Interpretive Summary: Flooding is agriculturally important, costing millions of dollars of crop losses yearly. Scientists would like to study plant flooding responses, but it is often difficult to reproduce flooding conditions in a lab. When plants lack oxygen, this is part of the flooding stress. Here we develop an assay to remove oxygen from the environment and stress plants. We demonstrate that this stress is similar to flooding conditions and is easy to reproduce in the lab. This is an important finding, as it will make studying crop flooding less complicated and help engineering flooding-tolerant crops.
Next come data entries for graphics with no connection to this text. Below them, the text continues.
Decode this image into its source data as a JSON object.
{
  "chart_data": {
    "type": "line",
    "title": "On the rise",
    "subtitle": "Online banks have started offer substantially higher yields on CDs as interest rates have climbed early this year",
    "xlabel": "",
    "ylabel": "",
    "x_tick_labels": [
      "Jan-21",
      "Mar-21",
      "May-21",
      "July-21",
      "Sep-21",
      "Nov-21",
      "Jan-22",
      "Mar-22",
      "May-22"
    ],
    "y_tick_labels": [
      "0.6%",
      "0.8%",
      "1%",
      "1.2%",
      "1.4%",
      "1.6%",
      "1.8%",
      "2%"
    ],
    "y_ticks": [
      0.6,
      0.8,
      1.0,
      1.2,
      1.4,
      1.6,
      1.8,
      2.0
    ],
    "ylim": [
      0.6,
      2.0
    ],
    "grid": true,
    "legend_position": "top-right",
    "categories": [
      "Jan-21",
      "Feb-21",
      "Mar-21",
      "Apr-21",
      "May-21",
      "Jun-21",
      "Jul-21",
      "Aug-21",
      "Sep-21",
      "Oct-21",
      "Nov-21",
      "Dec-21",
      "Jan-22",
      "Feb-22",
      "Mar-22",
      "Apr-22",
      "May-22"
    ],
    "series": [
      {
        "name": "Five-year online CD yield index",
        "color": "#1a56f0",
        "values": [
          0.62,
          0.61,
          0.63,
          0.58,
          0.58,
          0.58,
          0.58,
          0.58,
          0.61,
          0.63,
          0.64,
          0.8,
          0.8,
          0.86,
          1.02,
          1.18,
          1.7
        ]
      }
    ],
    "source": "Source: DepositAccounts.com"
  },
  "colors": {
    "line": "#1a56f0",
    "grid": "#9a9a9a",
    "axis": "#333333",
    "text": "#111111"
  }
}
Technical Abstract: Based on the availability of oxygen, plant growth environment can be normoxic (normal environment), hypoxic (reduced oxygen,< 21%), or anoxic (complete depletion of oxygen). Hypoxic/anoxic environment is created when a plant is exposed to stresses such as submergence, flooding, or pathogen attack. Survival of the plants following stress conditions is in part dependent on their ability to overcome the stress induced by anoxia/hypoxia conditions. This shows the need for the development of strategies for understanding the mechanisms involved in plant tolerance to anoxia. Previous studies have employed different methods for establishing an anerobic environment. Here, we describe a simple method for creating anoxic environment using an anaerobic atmosphere generation bag.